The problem of my PHP not being executed was helped by using mod_php instead of executing it as a CGI and a trusted backup of the site that was on Linux in a new jail with new ports of all the software involved. Why did i try and execute PHP as a CGI you ask? Well i just heard if you were more bothered about security than performance then it is the way to go(?).
Thank you very much for reading and possibly advising me on the issues i discussed.


----------



## SirDice (Oct 22, 2012)

maudib said:
			
		

> So when you do an update to the kernel and world how would freebsd-update know about the ports you installed into the jail, when it tells you whether any ports need updating?

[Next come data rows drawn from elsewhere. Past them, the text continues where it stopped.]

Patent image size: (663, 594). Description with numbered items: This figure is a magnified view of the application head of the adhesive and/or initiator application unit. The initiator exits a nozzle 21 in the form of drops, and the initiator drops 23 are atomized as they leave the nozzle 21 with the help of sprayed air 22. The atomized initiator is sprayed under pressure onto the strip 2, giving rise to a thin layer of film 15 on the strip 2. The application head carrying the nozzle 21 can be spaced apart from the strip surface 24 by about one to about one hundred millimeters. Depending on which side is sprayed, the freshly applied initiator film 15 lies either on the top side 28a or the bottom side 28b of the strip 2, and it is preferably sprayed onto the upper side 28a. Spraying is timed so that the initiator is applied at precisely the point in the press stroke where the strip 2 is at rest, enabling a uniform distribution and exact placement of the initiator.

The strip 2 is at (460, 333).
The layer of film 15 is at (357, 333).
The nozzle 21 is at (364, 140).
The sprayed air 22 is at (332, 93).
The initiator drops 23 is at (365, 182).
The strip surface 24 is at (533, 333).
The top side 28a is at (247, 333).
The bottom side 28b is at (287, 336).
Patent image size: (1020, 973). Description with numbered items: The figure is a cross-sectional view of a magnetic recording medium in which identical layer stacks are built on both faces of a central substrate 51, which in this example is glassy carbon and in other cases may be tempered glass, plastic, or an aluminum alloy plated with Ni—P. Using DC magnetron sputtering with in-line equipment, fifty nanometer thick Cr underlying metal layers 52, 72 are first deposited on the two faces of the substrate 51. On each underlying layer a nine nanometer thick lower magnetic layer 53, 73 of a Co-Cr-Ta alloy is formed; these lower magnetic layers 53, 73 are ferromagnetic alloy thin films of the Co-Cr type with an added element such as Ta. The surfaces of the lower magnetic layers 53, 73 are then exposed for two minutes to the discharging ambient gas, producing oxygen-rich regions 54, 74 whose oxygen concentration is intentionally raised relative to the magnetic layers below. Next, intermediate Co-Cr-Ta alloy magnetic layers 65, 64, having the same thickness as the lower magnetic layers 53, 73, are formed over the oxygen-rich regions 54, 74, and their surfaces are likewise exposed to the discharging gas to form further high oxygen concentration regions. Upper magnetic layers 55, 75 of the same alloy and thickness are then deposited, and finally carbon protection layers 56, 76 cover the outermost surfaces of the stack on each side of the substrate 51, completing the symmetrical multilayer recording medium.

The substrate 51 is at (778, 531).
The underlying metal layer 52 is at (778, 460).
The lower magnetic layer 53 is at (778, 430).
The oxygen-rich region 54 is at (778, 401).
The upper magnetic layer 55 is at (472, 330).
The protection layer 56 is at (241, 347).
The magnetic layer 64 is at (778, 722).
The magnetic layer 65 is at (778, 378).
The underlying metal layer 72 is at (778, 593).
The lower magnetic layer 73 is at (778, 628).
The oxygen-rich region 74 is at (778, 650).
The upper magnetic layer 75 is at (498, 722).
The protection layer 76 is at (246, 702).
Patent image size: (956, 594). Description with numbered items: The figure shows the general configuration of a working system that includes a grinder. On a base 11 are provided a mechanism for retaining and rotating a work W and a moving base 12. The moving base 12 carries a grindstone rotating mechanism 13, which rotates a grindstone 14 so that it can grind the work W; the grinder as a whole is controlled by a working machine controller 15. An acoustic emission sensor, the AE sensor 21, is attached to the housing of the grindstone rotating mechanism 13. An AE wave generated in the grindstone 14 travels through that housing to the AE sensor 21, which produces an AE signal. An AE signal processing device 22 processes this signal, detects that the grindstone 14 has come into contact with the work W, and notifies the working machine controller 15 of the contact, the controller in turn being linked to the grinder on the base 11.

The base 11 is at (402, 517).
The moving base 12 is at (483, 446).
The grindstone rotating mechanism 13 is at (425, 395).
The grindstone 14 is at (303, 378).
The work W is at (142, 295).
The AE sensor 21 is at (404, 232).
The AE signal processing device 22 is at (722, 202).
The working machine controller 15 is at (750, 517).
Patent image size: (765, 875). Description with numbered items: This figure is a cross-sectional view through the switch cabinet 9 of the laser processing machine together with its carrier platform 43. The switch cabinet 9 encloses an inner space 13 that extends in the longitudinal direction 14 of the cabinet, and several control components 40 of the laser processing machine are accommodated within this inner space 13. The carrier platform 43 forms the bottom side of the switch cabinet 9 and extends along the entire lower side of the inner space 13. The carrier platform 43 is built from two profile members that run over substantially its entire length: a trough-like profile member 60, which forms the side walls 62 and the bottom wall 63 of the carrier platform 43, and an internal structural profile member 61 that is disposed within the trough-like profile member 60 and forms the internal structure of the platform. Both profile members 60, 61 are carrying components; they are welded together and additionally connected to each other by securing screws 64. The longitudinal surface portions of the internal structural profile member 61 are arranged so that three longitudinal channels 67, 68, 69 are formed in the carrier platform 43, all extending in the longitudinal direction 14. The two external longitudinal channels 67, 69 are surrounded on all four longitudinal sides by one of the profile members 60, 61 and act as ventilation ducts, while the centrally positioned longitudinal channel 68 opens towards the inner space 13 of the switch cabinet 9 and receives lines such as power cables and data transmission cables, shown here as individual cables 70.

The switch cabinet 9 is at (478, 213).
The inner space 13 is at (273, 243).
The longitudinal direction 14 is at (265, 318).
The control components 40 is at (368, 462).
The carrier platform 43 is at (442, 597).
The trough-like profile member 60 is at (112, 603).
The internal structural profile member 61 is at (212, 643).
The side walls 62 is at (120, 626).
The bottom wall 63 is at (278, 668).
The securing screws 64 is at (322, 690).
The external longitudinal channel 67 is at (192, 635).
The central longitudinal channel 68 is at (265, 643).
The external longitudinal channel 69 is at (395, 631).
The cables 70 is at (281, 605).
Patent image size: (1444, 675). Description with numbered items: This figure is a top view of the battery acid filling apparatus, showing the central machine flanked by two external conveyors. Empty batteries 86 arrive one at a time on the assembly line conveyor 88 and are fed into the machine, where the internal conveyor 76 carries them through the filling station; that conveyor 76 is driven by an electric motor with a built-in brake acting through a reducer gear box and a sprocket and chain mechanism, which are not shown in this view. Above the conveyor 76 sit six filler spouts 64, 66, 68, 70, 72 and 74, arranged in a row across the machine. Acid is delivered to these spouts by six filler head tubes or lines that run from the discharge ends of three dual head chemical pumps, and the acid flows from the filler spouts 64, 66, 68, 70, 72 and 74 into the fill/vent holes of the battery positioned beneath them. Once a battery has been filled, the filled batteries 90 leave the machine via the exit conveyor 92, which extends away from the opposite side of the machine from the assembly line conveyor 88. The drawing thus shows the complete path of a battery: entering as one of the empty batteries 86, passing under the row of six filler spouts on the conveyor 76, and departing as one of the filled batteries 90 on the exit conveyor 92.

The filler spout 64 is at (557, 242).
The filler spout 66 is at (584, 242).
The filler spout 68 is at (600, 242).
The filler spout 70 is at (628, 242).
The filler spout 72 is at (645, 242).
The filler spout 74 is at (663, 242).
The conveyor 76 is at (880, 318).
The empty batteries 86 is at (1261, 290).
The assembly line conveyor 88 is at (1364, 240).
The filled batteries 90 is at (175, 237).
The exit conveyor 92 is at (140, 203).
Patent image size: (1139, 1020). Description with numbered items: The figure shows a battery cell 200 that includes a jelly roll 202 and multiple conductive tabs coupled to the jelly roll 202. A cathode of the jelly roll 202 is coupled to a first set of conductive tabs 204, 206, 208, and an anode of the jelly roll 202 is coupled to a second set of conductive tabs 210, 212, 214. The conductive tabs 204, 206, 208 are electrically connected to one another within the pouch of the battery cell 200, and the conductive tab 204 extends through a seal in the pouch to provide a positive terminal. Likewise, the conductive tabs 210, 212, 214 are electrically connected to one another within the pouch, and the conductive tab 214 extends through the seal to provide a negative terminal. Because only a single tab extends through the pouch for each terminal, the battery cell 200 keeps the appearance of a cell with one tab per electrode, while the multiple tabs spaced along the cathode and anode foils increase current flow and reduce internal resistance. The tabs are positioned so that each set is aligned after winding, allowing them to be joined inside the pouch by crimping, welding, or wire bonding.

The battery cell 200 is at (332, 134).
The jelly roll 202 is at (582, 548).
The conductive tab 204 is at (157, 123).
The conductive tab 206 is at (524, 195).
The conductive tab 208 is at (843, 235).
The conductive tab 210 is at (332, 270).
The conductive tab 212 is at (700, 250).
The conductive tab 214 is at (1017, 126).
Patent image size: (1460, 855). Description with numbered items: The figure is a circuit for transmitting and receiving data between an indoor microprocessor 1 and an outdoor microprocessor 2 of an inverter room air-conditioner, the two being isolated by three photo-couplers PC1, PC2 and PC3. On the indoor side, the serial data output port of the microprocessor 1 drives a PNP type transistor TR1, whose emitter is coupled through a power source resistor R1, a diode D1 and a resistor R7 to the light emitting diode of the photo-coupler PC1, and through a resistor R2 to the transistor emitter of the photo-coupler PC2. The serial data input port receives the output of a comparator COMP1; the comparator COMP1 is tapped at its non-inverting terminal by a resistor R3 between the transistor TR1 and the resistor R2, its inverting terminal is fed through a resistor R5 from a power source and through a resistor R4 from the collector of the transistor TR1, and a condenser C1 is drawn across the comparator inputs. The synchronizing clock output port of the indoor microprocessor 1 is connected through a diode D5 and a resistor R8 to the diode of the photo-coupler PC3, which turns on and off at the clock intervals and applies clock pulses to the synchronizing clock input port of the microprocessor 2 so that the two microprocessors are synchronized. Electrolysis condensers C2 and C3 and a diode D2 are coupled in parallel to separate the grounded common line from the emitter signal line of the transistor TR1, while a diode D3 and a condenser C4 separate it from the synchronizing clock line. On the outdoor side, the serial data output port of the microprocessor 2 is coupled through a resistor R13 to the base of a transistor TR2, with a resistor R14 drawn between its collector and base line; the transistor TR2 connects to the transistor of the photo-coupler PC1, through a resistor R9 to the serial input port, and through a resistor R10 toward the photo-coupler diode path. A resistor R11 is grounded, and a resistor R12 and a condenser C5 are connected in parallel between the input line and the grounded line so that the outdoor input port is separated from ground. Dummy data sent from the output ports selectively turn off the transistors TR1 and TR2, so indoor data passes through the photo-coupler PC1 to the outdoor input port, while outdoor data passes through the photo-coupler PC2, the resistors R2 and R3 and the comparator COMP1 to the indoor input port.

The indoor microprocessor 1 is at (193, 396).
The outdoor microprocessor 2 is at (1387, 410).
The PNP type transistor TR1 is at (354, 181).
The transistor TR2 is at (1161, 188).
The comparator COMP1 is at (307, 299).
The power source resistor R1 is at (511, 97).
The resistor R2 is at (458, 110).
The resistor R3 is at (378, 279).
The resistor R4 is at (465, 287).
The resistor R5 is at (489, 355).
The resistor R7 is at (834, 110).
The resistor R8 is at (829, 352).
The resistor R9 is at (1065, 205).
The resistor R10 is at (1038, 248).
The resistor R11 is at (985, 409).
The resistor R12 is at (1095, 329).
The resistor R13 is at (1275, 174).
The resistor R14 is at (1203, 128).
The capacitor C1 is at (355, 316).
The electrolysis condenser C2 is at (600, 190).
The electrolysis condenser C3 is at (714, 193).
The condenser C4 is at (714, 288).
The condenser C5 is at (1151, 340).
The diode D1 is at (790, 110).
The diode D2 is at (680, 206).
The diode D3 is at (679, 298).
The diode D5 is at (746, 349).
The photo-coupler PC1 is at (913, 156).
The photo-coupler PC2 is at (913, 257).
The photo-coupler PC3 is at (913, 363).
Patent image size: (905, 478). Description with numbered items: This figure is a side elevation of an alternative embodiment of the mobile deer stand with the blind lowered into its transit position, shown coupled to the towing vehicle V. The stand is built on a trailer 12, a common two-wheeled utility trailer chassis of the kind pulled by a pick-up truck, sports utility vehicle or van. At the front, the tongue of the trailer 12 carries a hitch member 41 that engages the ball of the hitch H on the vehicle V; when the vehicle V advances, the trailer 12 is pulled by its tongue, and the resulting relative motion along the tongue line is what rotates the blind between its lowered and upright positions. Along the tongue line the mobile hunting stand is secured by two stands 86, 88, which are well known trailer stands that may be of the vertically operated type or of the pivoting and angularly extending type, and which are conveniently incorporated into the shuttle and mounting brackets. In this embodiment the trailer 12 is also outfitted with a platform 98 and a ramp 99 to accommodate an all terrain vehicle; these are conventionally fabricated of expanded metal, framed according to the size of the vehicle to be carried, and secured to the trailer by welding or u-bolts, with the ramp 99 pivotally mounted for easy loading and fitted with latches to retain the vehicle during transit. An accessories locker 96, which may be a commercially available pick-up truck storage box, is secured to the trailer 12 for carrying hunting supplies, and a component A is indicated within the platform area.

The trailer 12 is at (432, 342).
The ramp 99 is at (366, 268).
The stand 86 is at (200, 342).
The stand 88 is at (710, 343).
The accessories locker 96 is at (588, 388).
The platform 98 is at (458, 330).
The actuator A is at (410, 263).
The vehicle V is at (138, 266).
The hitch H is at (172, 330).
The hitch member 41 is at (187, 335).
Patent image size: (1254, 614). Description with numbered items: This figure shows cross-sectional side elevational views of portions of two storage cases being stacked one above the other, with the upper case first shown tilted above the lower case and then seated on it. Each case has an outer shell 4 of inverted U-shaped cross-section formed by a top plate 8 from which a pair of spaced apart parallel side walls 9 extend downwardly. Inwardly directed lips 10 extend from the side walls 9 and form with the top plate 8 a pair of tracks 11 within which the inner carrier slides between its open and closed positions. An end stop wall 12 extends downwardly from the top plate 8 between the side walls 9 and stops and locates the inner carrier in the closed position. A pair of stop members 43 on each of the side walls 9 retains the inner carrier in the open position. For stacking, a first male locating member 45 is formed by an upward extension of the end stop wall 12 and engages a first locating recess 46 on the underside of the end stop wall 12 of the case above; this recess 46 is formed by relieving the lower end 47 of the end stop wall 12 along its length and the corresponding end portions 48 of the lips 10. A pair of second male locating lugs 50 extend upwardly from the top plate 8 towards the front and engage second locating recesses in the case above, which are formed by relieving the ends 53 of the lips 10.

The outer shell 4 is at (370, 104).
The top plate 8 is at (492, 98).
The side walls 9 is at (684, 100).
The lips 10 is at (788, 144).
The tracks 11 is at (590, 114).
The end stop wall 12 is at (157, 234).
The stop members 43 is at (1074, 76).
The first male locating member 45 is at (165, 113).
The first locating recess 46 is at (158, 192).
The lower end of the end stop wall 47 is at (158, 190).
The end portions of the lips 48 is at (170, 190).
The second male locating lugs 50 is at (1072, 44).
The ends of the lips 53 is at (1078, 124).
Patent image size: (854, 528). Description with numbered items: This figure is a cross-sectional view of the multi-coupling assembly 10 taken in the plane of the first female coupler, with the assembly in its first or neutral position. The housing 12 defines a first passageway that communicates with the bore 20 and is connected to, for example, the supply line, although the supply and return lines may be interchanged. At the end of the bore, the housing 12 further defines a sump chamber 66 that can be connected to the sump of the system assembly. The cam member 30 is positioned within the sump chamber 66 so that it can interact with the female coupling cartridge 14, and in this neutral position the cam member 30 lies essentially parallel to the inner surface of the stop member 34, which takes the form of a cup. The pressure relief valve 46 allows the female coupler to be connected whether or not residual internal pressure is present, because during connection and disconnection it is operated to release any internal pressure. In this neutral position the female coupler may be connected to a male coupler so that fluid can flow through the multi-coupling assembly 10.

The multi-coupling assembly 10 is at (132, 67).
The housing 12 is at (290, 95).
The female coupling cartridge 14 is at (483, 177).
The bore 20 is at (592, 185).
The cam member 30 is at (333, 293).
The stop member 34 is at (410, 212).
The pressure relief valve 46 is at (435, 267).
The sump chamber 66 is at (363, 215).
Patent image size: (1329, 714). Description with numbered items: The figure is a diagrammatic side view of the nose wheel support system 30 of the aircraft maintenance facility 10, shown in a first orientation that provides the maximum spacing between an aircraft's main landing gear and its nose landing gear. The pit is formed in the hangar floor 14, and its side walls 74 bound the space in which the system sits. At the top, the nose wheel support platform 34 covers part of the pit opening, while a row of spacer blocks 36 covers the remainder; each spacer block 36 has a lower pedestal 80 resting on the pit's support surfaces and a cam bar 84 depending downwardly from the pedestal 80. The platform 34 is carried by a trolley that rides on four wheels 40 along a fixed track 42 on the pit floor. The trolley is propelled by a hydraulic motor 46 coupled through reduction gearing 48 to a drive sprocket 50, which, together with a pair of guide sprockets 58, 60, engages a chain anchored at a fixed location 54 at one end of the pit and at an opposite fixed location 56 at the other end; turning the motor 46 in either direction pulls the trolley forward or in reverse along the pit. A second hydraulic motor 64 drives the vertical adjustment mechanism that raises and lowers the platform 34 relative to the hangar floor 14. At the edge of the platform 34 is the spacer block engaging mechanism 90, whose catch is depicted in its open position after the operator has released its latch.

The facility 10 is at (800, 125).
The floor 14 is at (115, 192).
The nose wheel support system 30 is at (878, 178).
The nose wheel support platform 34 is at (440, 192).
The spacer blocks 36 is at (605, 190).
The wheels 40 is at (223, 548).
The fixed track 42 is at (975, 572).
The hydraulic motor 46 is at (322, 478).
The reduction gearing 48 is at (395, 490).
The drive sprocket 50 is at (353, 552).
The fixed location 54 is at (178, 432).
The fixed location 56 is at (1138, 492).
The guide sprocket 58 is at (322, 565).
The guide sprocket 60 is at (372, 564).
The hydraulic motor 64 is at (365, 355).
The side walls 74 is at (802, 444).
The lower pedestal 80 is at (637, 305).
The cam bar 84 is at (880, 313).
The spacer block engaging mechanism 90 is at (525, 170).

freebsd-update(8) doesn't touch ports, at all.


----------



## maudib (Oct 24, 2012)

Sorry, I thought that freebsd-update inspected which ports needed updating after a minor upgrade to the system. Hence the question.


----------



## SirDice (Oct 24, 2012)

Think of the ports and the base system as two separate, independent entities.


----------



## maudib (Oct 25, 2012)

Sorry to waste your time. I've just realized that my question was completely hypothetical(and rather dumb). I was thinking that when i did a minor or major upgrade to world and the kernel(on the host) the only thing I'd have to do to the jail is rebuild the ports. I realize that this isn't true; that a complete rebuild of the jail would be required to keep the jail's world and the host's new kernel in sync with each other.
regards maudib


----------